The specialised cuisine served at Kyoto's famed Kikunoi restaurant is a feast for the eyes as well as the palate, and Kaiseki, by owner/chef Yoshihiro Murata, is at once a cookbook and a work of art. This sumptuously illustrated volume features, in seasonal format, the style of cooking that began as tea ceremony accompaniment and developed into the highest form of Japanese cookery.
Kaiseki celebrates the natural ingredients of each season with a spectacular presentation. After a front section explaining the history and components of Kaiseki's cuisine, Murata introduces his establishment's impressive menu.
Approximately 20 dishes from each season, chosen by Chef Murata, have been lovingly and carefully photographed to convey the experience of being an honoured guest at his restaurant.
At first glance, it would appear this is not a book for cooks or chefs, since it contains no real recipes amongst all of the stunning colour photographs. It's a book for the culinary philosophers... It's inspiration... it's appreciation... it's a reference book... it's not at all what I expected... it's ART.
However, upon completeing the mouth-watering read of the 150+ pages of food philosophy, complimented with some stunning scenery shots of Japanese scenery and culture, as well as some slighty disturbing images of the food in it's 'natural state', you find all the recipes tucked away in black and white at the back of the book, 25 pages worth, sandwiched in between the bulk of the book and the comprehensive glossary and index.
Though I admit to being a little disappointed with sterile nature of the instructions on how to prepare some of the dishes, particularly July's Buta Kaku-ni (Simmered Pork Cubes), because they were tucked away in the back, away from the inspiring photos and crammed in with all the others, I admit that including them up front would have required removing some of the more beautiful 'mood' pictures that make the majority of the book a work of art in and of itself.

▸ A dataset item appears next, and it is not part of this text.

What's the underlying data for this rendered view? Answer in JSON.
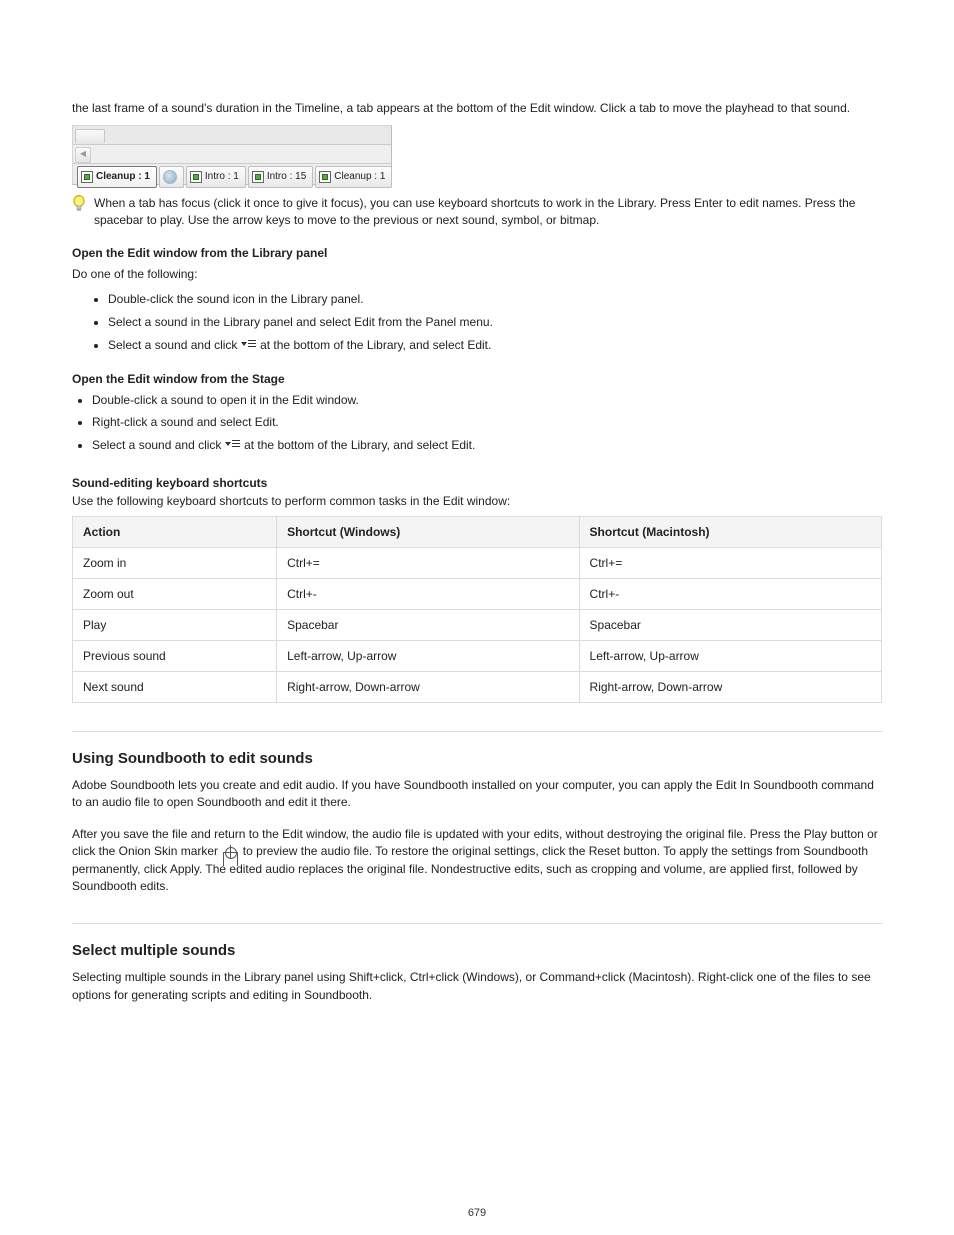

Overall, despite the jarring layout that mildly offends my Western design esthetics, I have to say this is a kingly book amongst books when it comes to expressing some of the Eastern culture ideals relating to food. This is no generic cookbook, with it's structured recipes sterile commentary... this book brings new life to the food, giving you the background, the heart and soul of the creator, it brings you the environment, and thus context of the food. I especially loved the way the book was arranged by seasons, highlighting how the ingredients wax and wane throughout the year. Absolutely stunning stuff, worth a place on any gourmand's bookshelf. it's just a crying shame I don't fancy much in the way of Japanese food, or I'd personally have found it more appealing.